Les plaques de sable/plâtre, posées au sol sur un lit de sable circulaire, se disjoignent peu à peu à partir du monolithe jusqu'à l'écran de projection. Elles convoquent bien des images aussi : le dessous des cartes, les glissements et les chocs des plaques tectoniques qui disent la redonne, le mouvement, la redistribution, le jeu, l'impermanence, les cartes à jouer, les tablettes d'écriture, la blancheur des os au verso, la chaleur et le grain de la peau au recto, et bien d'autres choses qui m'échappent sans doute. La projection numérique de l'image des sphères et de la vague qui éclaire en partie la sculpture renvoie au de décembre 2004 qui s'est produit alors que je travaillais cette création.
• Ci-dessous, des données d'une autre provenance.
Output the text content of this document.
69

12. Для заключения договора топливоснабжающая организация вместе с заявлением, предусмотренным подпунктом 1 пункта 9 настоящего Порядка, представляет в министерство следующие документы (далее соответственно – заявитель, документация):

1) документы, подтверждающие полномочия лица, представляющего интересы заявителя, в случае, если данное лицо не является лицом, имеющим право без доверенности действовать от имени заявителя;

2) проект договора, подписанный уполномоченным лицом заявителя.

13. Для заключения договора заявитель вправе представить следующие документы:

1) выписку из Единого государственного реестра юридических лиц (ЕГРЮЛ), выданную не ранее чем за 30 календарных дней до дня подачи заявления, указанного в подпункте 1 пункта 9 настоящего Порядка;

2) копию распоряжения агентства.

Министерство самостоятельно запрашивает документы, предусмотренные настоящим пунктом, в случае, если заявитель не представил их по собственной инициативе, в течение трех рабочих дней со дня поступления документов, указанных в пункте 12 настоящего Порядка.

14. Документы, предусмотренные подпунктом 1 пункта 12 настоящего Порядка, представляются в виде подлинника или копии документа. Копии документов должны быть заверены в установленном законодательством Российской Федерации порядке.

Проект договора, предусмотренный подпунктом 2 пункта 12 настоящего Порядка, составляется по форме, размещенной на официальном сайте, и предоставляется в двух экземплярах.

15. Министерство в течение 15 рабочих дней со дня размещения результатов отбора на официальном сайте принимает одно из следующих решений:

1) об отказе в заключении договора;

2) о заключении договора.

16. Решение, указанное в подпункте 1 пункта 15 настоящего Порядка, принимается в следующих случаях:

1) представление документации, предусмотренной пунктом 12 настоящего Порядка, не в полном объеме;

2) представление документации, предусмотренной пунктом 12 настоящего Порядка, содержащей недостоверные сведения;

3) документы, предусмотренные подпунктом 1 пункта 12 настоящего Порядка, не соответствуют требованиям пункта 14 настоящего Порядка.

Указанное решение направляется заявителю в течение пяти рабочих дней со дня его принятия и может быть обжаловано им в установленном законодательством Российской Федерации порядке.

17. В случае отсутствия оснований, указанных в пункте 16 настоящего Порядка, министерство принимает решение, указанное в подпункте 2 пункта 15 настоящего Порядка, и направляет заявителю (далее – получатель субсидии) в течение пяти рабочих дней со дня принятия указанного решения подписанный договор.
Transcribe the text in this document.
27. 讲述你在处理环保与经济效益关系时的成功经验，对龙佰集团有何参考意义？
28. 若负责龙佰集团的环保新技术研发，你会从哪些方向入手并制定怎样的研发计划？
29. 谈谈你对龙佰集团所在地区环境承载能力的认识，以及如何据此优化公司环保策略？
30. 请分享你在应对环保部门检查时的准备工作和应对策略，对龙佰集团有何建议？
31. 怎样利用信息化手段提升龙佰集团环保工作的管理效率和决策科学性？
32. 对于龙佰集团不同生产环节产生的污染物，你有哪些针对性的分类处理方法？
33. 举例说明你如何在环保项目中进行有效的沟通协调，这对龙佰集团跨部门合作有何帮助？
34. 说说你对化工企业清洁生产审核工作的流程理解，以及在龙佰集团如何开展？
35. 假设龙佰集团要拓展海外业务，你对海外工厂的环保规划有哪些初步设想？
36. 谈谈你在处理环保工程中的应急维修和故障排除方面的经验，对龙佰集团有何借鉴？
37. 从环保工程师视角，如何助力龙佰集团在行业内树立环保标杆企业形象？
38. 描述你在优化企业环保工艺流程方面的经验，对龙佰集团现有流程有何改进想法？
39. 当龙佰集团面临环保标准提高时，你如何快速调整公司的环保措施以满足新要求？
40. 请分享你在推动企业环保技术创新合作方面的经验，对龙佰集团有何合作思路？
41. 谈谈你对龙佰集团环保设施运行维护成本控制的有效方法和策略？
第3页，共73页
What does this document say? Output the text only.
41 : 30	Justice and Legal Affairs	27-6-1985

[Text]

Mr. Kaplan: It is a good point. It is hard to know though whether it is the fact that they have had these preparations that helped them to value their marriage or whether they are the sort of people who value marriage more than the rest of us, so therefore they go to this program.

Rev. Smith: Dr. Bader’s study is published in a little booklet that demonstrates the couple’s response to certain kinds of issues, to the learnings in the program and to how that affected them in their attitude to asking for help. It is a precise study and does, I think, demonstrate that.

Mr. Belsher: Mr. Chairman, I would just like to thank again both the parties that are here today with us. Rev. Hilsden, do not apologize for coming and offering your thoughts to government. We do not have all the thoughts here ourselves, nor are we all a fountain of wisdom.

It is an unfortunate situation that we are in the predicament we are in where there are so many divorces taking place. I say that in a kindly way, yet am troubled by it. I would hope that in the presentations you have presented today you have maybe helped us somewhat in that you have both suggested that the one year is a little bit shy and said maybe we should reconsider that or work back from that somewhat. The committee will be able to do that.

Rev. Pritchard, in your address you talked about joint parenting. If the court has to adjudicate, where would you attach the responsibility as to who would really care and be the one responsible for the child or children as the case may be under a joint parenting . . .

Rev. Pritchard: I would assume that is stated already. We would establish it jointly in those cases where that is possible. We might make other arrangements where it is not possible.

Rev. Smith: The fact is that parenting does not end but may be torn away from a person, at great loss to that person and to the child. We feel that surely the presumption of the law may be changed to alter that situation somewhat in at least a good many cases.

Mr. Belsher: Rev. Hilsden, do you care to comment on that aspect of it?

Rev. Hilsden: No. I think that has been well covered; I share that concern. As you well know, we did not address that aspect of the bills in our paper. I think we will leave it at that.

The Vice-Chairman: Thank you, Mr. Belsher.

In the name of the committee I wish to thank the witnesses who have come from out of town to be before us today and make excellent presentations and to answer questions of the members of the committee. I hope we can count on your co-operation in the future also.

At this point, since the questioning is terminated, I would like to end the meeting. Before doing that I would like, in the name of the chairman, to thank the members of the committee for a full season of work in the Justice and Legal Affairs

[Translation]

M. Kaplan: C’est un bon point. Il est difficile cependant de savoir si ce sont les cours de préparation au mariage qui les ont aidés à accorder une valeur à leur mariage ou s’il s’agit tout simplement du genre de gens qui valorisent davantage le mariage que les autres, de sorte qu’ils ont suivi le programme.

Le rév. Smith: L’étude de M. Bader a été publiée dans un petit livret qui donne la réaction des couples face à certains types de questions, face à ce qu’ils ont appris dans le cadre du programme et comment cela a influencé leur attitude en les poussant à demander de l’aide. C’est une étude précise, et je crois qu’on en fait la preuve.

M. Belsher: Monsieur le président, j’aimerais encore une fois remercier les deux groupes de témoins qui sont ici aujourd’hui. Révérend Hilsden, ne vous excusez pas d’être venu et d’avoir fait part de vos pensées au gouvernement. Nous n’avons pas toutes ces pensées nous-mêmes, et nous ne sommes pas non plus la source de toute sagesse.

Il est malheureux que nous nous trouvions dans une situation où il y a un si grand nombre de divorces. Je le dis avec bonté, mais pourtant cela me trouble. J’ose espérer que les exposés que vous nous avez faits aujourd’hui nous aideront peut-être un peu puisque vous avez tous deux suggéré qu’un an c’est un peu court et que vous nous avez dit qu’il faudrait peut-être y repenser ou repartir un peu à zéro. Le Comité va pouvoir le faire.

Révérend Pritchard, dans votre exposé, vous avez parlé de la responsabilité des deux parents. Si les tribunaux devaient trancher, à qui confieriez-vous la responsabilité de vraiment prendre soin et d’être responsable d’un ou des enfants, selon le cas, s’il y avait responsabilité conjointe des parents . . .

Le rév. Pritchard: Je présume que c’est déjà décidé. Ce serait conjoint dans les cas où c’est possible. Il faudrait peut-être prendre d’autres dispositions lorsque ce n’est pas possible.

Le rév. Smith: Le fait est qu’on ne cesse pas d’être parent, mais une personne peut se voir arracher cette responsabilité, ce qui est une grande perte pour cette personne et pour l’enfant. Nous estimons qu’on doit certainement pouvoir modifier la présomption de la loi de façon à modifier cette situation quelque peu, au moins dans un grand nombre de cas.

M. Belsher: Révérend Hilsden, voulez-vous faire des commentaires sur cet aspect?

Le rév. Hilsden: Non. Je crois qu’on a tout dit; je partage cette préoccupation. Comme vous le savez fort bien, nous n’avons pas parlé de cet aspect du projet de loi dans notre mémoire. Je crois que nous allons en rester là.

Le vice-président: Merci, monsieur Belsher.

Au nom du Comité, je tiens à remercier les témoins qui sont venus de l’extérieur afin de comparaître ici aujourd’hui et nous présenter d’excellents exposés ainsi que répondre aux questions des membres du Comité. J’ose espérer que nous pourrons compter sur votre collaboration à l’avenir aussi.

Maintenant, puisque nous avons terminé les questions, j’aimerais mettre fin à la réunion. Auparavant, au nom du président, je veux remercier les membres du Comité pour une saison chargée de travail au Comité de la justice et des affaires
La présentation des savates deux doigts dans des sphères est une allusion directe à la vie, à sa force, sa résistance, ses migrations, à sa capacité d'être à la fois en relation avec son environnement et de s'en protéger par une membrane. Une allusion aussi aux planètes lointaines, encore inconnues, peut-être vivantes comme Gaïa, la terre. Elles sont graines venues d'ailleurs, déplacées. Elles contiennent dans cet instantané tout un passé et tout un avenir.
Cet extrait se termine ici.